American Pit Bulls are among the dogs banned in Britain
© Hulton Archive
American Pit Bulls are among the dogs banned in Britain
Nearly 2,000 children a year now need hospital treatment after being savaged by dogs .

The number has hit a record high despite tough new laws against devil-breed owners , after a series of horrific deaths.

Among the mangled ­children rushed to A&E last year were 39 babies, 611 ­toddlers aged one to four and 528 children aged between five and nine.

The 1,733 traumatised kids were among 7,332 dog-attack ­victims needing hospital ­treatment, a Sunday People investigation has discovered.

That is double the amount from a decade ago, according to the Health and Social Care Information Centre.

In one horrific case last June three-week-old Reggie Blacklin was killed by the family's pet Patterdale terrier at his home in Sunderland.

In 2014, 11-month-old Ava-Jayne Corless was mauled to death in her bed at a house in Blackburn, Lancs, by what is believed to be an American pitbull.

And in 2013, 14-year-old Jade Anderson died after suffering terrible injuries from head to toe when she was attacked by two bull ­mastiffs and two Staffordshire bull terriers while alone at a house in Wigan, Lancs.

Following a national outcry over Jade's death, the Dangerous Dogs' Act was extended to include attacks on private property.

It also raised the maximum jail sentence for those in charge of a killer dog from two years to 14. And last week the minimum sentence for a death was raised to six years.

But the number of victims continues to soar. There were 374 kids between 10 and 14 ­attacked last year, 62 aged 15, another 46 aged 16 and 73 17-year-olds.

Experts blame the increase - most not involving banned breeds - on children being ­allowed to treat stressed dogs like ­cuddly teddy bears.

Owners who let their animal get frustrated by leaving it alone for hours or never walking it are also to blame.

Shockingly, social workers are being forced to take children into care to protect them from their family's dog because the authorities have no power to remove the animal if it is not on the banned list - pit bull terriers, Japanese Tosas and Argentine and Brazilian mastiffs.

The most children were taken into care in Derby, North Yorkshire and Knowsley, Merseyside.

These cases are likely to be the tip of the iceberg as most councils refused our Freedom of Information request on cost grounds.

Claude Knights, chief executive of Kidscape , said: "The safety and well-being of children should be paramount.
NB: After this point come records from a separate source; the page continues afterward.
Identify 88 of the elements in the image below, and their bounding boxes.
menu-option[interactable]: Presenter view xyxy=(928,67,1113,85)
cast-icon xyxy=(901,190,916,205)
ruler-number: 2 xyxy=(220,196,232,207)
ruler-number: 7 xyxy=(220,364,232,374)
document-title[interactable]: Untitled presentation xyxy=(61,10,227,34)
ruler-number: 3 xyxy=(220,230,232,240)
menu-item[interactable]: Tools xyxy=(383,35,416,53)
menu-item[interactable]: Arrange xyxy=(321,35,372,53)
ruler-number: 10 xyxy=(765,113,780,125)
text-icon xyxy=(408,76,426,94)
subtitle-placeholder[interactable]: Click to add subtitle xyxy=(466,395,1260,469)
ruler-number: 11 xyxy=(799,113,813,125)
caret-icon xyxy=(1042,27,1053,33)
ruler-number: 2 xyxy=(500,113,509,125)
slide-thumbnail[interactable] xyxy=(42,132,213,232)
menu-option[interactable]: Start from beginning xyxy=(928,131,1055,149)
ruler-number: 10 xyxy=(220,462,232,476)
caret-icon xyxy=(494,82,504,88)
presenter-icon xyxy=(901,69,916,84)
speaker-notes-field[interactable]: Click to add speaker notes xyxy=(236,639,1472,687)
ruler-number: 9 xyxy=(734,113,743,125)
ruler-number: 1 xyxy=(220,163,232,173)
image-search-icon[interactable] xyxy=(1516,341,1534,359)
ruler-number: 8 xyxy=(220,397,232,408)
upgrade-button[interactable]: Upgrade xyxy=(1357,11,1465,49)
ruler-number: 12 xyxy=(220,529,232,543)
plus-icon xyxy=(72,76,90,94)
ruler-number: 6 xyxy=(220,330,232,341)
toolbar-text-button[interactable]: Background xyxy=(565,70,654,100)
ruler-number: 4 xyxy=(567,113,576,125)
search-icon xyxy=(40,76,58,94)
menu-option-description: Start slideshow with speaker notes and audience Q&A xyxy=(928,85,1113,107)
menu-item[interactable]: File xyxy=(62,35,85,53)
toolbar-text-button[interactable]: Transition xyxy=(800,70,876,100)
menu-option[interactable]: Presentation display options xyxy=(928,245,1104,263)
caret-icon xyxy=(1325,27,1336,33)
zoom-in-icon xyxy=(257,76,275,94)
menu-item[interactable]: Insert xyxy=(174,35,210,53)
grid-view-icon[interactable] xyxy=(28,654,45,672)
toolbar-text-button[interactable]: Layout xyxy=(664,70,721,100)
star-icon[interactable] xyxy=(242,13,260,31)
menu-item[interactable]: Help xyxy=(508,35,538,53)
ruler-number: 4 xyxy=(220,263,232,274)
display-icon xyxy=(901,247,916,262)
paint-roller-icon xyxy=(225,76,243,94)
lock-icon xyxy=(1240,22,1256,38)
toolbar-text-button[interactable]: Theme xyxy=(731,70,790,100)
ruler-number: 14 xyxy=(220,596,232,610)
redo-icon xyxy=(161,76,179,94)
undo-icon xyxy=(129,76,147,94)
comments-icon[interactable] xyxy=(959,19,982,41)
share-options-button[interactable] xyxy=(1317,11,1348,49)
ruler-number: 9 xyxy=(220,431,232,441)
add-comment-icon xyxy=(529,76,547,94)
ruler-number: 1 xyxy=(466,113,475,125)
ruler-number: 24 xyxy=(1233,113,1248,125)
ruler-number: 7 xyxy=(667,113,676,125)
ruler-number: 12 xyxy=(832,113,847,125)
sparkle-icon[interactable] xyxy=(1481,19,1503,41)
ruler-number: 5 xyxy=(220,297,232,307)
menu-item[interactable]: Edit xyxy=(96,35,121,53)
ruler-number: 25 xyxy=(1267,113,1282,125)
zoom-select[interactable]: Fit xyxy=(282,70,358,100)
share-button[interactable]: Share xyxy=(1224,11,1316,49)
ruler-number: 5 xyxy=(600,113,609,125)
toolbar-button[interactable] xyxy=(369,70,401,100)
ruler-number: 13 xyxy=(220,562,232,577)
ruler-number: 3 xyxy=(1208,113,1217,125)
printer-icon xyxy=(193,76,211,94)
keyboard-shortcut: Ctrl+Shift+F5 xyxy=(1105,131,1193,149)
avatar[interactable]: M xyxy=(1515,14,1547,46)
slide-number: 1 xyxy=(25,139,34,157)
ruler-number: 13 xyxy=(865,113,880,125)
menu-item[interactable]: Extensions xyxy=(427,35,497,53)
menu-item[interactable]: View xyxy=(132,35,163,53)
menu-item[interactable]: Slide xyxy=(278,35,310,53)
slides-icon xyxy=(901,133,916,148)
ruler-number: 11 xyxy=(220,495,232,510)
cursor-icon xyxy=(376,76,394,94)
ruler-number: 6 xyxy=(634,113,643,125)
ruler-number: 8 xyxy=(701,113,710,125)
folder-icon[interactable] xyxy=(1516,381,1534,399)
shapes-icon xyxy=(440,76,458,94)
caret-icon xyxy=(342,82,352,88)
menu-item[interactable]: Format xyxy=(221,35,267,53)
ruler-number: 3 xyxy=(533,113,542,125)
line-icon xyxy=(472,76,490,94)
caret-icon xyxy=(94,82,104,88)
A dog known to pose a danger within a family home should be ­removed and dealt with by the appropriate authorities."

Karen Goodman, an e­xperienced social worker and spokeswoman for the British Association of Social Workers, said: "We cannot remove the danger whatever it may be, and it is absolutely not our job to remove animals although we can recommend a child is ­removed for their safety.

"Dangerous dogs are also a problem for social workers and I have been bitten by dogs in my job and attended visits while being protected by police dog units."

Both charities, the Dogs Trust and the People's Dispensary for Sick Animals (PDSA) are campaigning to raise awareness of dangerous dogs and educate children on how to behave safely around the animals.